Googles Professional AI Certification & What Ive Learned Since

Last week, I took Google’s Tensorflow Certification exam, a grueling 5-hour endeavor where the tester is required to build highly accurate models pertaining to image classification, text classification, and time-series predictors.

I ended up passing the exam, but it definitely was a beast and required incremental accumulation of subject matter knowledge over several years along with a very structured study schedule and hands-on practice.

I wanted to quickly share what I’ve learned since then about Tensorflow and about neural networks in general.

Artificial Intelligence Is Probabilities

Artificial Intelligence (AI) is all about probabilities at the most basic level, but we can sum it up in once sentence:

Artificial Intelligence is about arriving at the probability distribution of the truth.

You aren’t seeing this at the surface level because API’s like Keras extract the higher level math away, but ultimately its good to understand exactly what machine learning is doing under the hood so that we know when to put faith into what the model is telling us, and when not to.

So how are neural networks using probability distributions? Let’s take an example of using an AI model to predict heart disease.

Let’s say I have a training dataset of 1000 patients, 980 are labeled to not have heart disease and 20 are labeled as having heart disease. As far as the model is concerned, this dataset represents the ground truth, the maximum amount of information present to be learned by a machine learning model to equate the real world.

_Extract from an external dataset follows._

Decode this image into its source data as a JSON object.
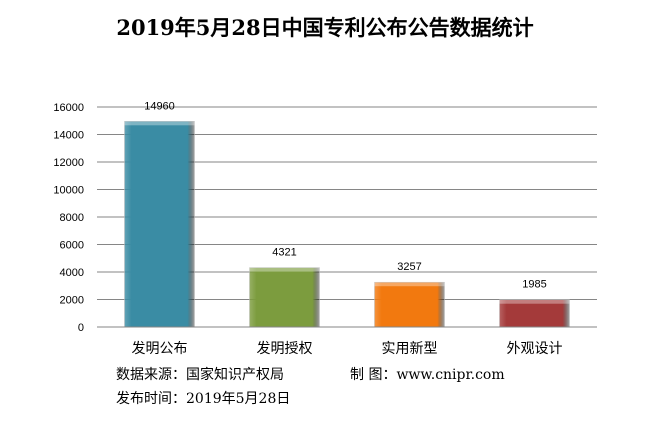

What a neural network is doing internally is that it’s shifting its weights around to arrive at the expected distribution of the original training dataset. In other words, when you feed data into a neural network, what you’re saying to the network is this:

“Okay, neural network, I’m going to feed you some data where 980 of the inputs have class “0″ (“do not have heart disease”), and 20 have class “1″ (“have heart disease”). Please shift your network weights around when evaluating the input data so that your predictions will typically match around 20 class “1’s” for every 980 class “0’s””.

“Okay Neural Network, given all these X’s, give me the function for a red line that best fits the data distribution so I can predict future Y’s”

That’s all that’s happening under the hood. The neural network is converging in on a probability distribution for predictions that will most closely match the probability distribution of the original ground truth you fed into it.

This is an important thing to understand because if you’re feeding datasets into a machine learning model where the distribution of classifiers do not approximate the true distribution of those classifiers in nature, then your machine learning model will be pretty “untruthful” (useless) when you try to predict on new data.

This is the ultimate challenge of data science and artificial intelligence is that it’s not just about building efficient models, it’s actually more about what you’re feeding into them.

This is analogous to diet and exercise for people: if you’re training hard in the gym, but eating fattening and unhealthy foods, it doesn’t matter how great your training program is, you’re ultimately not going to get the results you’re looking for.

The hardest part about machine learning is understanding whether the distribution of your data matches that which occurs naturally in the physical world.